Ровно в девять мы появляемся в кабинете у лечащего врача, где я оставляю Алекса. Сама иду к Софи, не забыв зайти по дороге к Питеру. Желаю ему удачи, обнимаю его маму, и иду к Софи, пытаясь не завидовать тому, что у Питера все будет хорошо. Ему повезло, его мама забеременела до того, как Питер заболел. Но, думаю, что она это сделала в первую очередь, если бы нужно было. Она хорошая мать, не то, что я. Я не хочу рожать запасного ребенка. Это неправильно. Ребенок должен быть любимым и желанным, а не биоматериалом. Я в ужасе от себя, я в ужасе от того, что так поступаю с Софи, но не могу смириться с таким выходом из ситуации. Да и у Софи быстро острый лейкоз, и я бы все равно не успела бы выносить другого ребенка. Напряжение и усталость проходят, когда я вижу улыбающуюся Софи, и Бетти, пьющую кофе. Мы болтаем минут десять, я пересказываю подруге рассказ Хоука, на что та говорит:

- Я его понимаю, - удивленно смотрю на нее. – Ему сломали жизнь, и он зациклился на этом, не замечая, как высоко поднялся, какие возможности ему отрылись. У него был идефикс – отомстить. А потом… Потом он влюбился, и не смог себе этого простить. Полюбить врага, представь, как это тяжело.

- Представляю, - говорю я, и понимаю, какую оплошность допускаю, смотрю на Бетти.

- Ты его до сих пор любишь? – тихо спрашивает она, поглядывая на дверь.

- Нет, - качаю головой, но она слишком пристально смотрит на меня. – Не знаю. Но знаю одно, простить я его не смогу. Никогда.

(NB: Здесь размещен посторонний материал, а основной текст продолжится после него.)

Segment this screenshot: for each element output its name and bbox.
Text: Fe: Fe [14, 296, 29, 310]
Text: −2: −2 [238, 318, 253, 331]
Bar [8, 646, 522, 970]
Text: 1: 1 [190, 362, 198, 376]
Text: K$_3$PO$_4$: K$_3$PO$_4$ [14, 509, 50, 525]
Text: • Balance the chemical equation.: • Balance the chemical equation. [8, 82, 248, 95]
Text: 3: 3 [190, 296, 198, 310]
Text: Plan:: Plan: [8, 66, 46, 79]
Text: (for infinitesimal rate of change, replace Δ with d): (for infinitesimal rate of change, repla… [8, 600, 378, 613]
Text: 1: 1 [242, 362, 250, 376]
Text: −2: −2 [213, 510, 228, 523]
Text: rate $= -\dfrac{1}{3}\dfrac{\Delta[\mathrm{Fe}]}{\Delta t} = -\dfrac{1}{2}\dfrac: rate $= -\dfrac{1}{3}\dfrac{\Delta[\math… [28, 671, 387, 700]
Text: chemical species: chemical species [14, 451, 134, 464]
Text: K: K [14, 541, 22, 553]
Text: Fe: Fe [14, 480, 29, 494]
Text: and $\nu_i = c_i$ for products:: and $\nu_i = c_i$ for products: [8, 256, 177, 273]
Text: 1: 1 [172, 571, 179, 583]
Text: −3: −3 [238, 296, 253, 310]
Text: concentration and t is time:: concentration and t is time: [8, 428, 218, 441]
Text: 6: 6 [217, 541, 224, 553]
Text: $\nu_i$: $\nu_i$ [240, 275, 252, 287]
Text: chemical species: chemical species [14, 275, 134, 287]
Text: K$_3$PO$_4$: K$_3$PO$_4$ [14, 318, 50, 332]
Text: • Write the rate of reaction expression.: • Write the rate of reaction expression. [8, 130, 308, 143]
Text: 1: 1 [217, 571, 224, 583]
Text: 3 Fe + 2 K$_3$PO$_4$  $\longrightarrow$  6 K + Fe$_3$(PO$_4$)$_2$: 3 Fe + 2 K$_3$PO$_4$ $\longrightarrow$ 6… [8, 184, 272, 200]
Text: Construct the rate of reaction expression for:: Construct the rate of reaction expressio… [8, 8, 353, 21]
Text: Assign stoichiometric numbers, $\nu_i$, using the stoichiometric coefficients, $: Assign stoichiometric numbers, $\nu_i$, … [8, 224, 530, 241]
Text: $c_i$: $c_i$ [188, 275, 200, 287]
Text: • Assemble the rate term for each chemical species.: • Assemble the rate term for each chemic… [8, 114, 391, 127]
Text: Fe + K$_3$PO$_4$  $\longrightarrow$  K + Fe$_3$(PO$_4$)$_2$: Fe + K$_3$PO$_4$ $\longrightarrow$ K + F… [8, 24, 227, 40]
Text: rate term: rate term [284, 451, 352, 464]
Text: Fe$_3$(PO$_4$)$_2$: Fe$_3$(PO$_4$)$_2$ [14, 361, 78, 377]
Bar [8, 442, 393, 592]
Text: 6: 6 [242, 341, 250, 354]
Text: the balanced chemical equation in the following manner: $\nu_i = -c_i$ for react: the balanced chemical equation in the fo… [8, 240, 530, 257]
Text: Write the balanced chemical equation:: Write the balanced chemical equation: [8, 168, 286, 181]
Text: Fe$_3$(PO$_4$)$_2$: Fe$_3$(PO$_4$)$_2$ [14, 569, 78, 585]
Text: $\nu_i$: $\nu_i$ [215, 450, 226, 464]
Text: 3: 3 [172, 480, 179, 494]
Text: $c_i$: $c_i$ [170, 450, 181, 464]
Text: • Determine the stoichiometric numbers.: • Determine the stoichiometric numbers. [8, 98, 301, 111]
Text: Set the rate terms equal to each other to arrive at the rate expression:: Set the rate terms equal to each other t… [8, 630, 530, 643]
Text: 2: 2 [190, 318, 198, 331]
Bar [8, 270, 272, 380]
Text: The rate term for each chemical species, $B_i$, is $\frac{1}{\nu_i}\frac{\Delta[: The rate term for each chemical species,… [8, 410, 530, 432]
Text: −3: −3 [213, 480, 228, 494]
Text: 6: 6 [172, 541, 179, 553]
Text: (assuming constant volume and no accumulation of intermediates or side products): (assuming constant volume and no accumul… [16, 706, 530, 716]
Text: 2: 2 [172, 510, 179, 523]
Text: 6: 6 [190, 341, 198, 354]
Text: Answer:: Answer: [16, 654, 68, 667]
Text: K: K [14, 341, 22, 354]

- Сможешь. Я думаю, он сделает все, чтобы ты простила, или хотя бы смирилась, - Бетти собирает сумку. – Я вечером приду и сменю тебя.

- Нет. Отдыхай. Тебя заберет водитель и отвезет в дом Хоука. Прислуга предупреждена, - она делает губами звук «О». – Там одной из комнат уже твои вещи. Пока так, потом разберемся.

- Не плохо, - Бетти целует меня в обе щеки, я говорю ей номер машины и мы прощаемся до следующего утра.